Hello folks, trying to train a model on binary categories which itself comprise of multiple sub-categories, any ideas on what type of approach could work well for such top-level classification? Also, are there ways to filter/clean these larger binary datasets where each category consisting of multiple categories, think of Priority vs Other classification where within priority & other, they could be many sub-categories?

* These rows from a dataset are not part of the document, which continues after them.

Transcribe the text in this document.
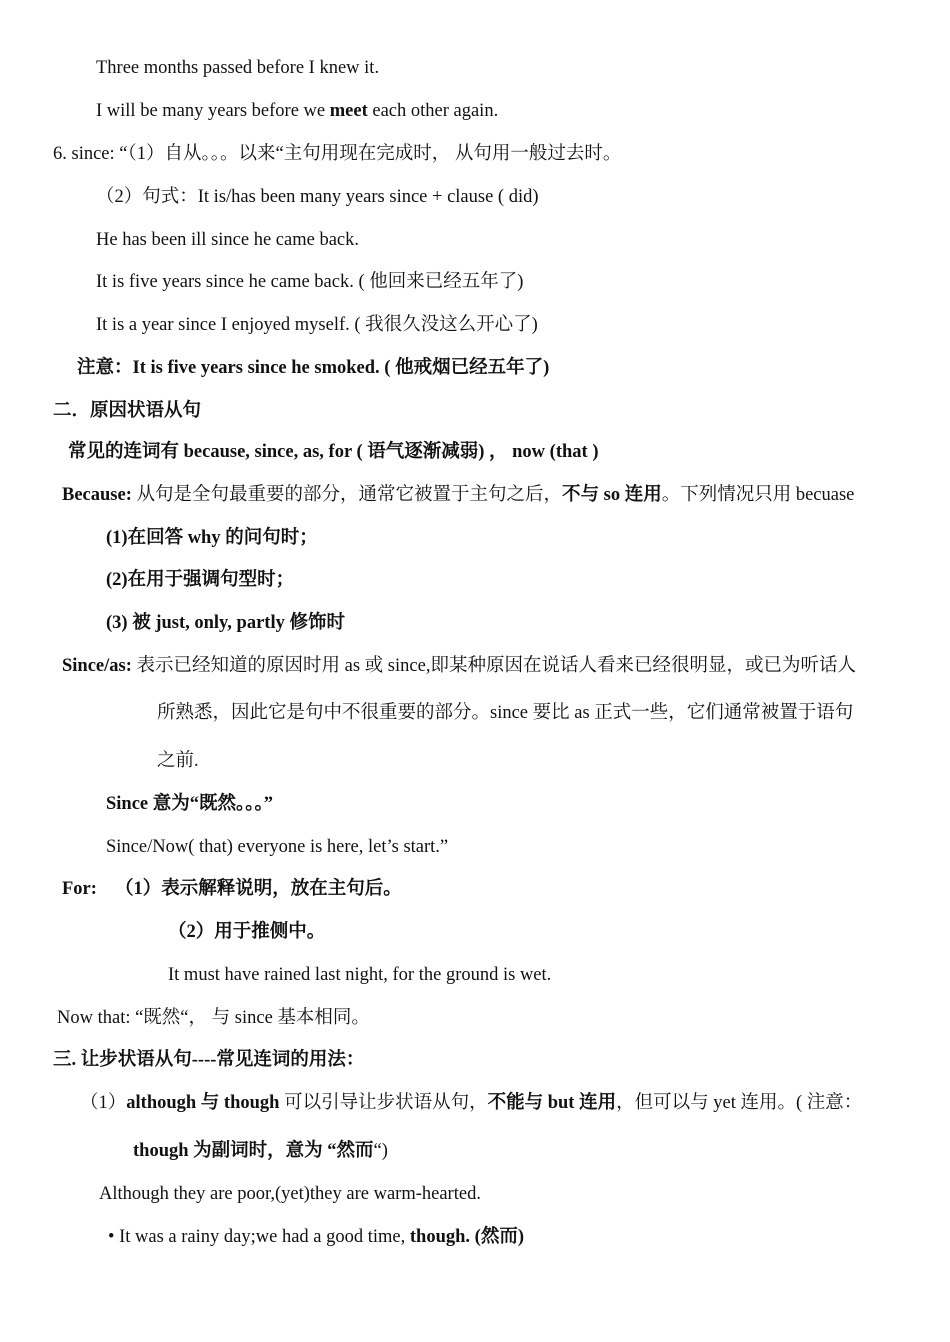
Three months passed before I knew it.
I will be many years before we meet each other again.
6. since: “（1）自从。。。以来“主句用现在完成时， 从句用一般过去时。
（2）句式：It is/has been many years since + clause ( did)
He has been ill since he came back.
It is five years since he came back. ( 他回来已经五年了)
It is a year since I enjoyed myself. ( 我很久没这么开心了)
注意：It is five years since he smoked. ( 他戒烟已经五年了)
二．原因状语从句
常见的连词有 because, since, as, for ( 语气逐渐减弱) ， now (that )
Because: 从句是全句最重要的部分，通常它被置于主句之后，不与 so 连用。下列情况只用 becuase
(1)在回答 why 的问句时；
(2)在用于强调句型时；
(3) 被 just, only, partly 修饰时
Since/as: 表示已经知道的原因时用 as 或 since,即某种原因在说话人看来已经很明显，或已为听话人
所熟悉，因此它是句中不很重要的部分。since 要比 as 正式一些，它们通常被置于语句
之前.
Since 意为“既然。。。”
Since/Now( that) everyone is here, let’s start.”
For: （1）表示解释说明，放在主句后。
（2）用于推侧中。
It must have rained last night, for the ground is wet.
Now that: “既然“， 与 since 基本相同。
三. 让步状语从句----常见连词的用法：
（1）although 与 though 可以引导让步状语从句，不能与 but 连用，但可以与 yet 连用。( 注意：
though 为副词时，意为 “然而“)
Although they are poor,(yet)they are warm-hearted.
• It was a rainy day;we had a good time, though. (然而)
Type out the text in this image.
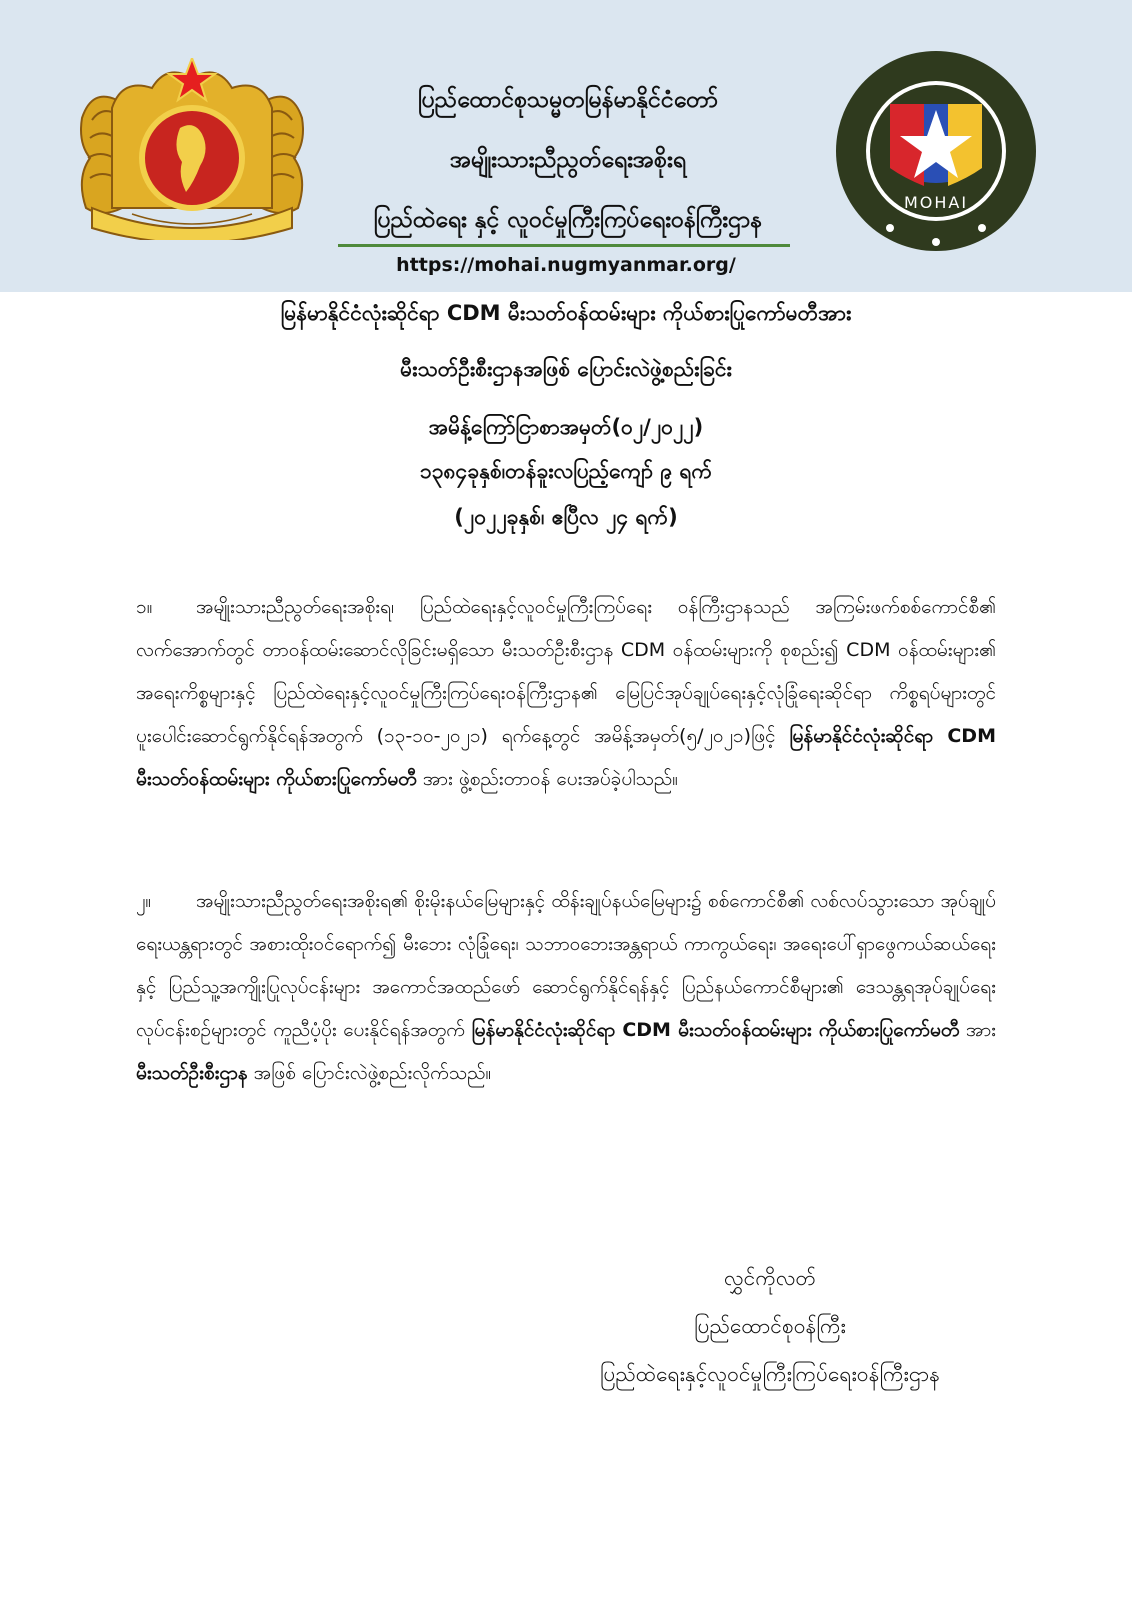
ပြည်ထောင်စုသမ္မတမြန်မာနိုင်ငံတော်
အမျိုးသားညီညွတ်ရေးအစိုးရ
ပြည်ထဲရေး နှင့် လူဝင်မှုကြီးကြပ်ရေးဝန်ကြီးဌာန
https://mohai.nugmyanmar.org/
MOHAI
မြန်မာနိုင်ငံလုံးဆိုင်ရာ CDM မီးသတ်ဝန်ထမ်းများ ကိုယ်စားပြုကော်မတီအား
မီးသတ်ဦးစီးဌာနအဖြစ် ပြောင်းလဲဖွဲ့စည်းခြင်း
အမိန့်ကြော်ငြာစာအမှတ်(၀၂/၂၀၂၂)
၁၃၈၄ခုနှစ်၊တန်ခူးလပြည့်ကျော် ၉ ရက်
(၂၀၂၂ခုနှစ်၊ ဧပြီလ ၂၄ ရက်)
၁။ အမျိုးသားညီညွတ်ရေးအစိုးရ၊ ပြည်ထဲရေးနှင့်လူဝင်မှုကြီးကြပ်ရေး ဝန်ကြီးဌာနသည် အကြမ်းဖက်စစ်ကောင်စီ၏ လက်အောက်တွင် တာဝန်ထမ်းဆောင်လိုခြင်းမရှိသော မီးသတ်ဦးစီးဌာန CDM ဝန်ထမ်းများကို စုစည်း၍ CDM ဝန်ထမ်းများ၏ အရေးကိစ္စများနှင့် ပြည်ထဲရေးနှင့်လူဝင်မှုကြီးကြပ်ရေးဝန်ကြီးဌာန၏ မြေပြင်အုပ်ချုပ်ရေးနှင့်လုံခြုံရေးဆိုင်ရာ ကိစ္စရပ်များတွင် ပူးပေါင်းဆောင်ရွက်နိုင်ရန်အတွက် (၁၃-၁၀-၂၀၂၁) ရက်နေ့တွင် အမိန့်အမှတ်(၅/၂၀၂၁)ဖြင့် မြန်မာနိုင်ငံလုံးဆိုင်ရာ CDM မီးသတ်ဝန်ထမ်းများ ကိုယ်စားပြုကော်မတီ အား ဖွဲ့စည်းတာဝန် ပေးအပ်ခဲ့ပါသည်။
၂။ အမျိုးသားညီညွတ်ရေးအစိုးရ၏ စိုးမိုးနယ်မြေများနှင့် ထိန်းချုပ်နယ်မြေများ၌ စစ်ကောင်စီ၏ လစ်လပ်သွားသော အုပ်ချုပ်ရေးယန္တရားတွင် အစားထိုးဝင်ရောက်၍ မီးဘေး လုံခြုံရေး၊ သဘာဝဘေးအန္တရာယ် ကာကွယ်ရေး၊ အရေးပေါ်ရှာဖွေကယ်ဆယ်ရေးနှင့် ပြည်သူ့အကျိုးပြုလုပ်ငန်းများ အကောင်အထည်ဖော် ဆောင်ရွက်နိုင်ရန်နှင့် ပြည်နယ်ကောင်စီများ၏ ဒေသန္တရအုပ်ချုပ်ရေး လုပ်ငန်းစဉ်များတွင် ကူညီပံ့ပိုး ပေးနိုင်ရန်အတွက် မြန်မာနိုင်ငံလုံးဆိုင်ရာ CDM မီးသတ်ဝန်ထမ်းများ ကိုယ်စားပြုကော်မတီ အား မီးသတ်ဦးစီးဌာန အဖြစ် ပြောင်းလဲဖွဲ့စည်းလိုက်သည်။
လွှင်ကိုလတ်
ပြည်ထောင်စုဝန်ကြီး
ပြည်ထဲရေးနှင့်လူဝင်မှုကြီးကြပ်ရေးဝန်ကြီးဌာန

Are you trying to classify the sub categories or categories or both? I could imagine doing this a couple ways with more than one model or single model depending on goals. Using XGBoost? If the categories are text based you might want to consider OpenAI for cleaning up category groups
It sounds like you are doing Sbert -> Embedding -> LinearSVC (Classify) Its hard to say without seeing the data, the steps I probably would take are trying to see if the embeddings generated by SBert actually extract information that separates the data then seeing classifier chosen (in your case I think a linear one) actually can work well. I would probably make sure the embeddings out of SBERT are giving you solid separation for sub-categories. You could do a quick visual check with UMAP colored by category to see if there are clear groups Or a technique that is more quantifiable (k-means inertia, etc..) If embeddings show clear separation based on your classes, then the question is are the clusters discernible by a linear classifier / are you over fitting or just doing the best you can do with the classifier chosen. Might want to test different classifiers.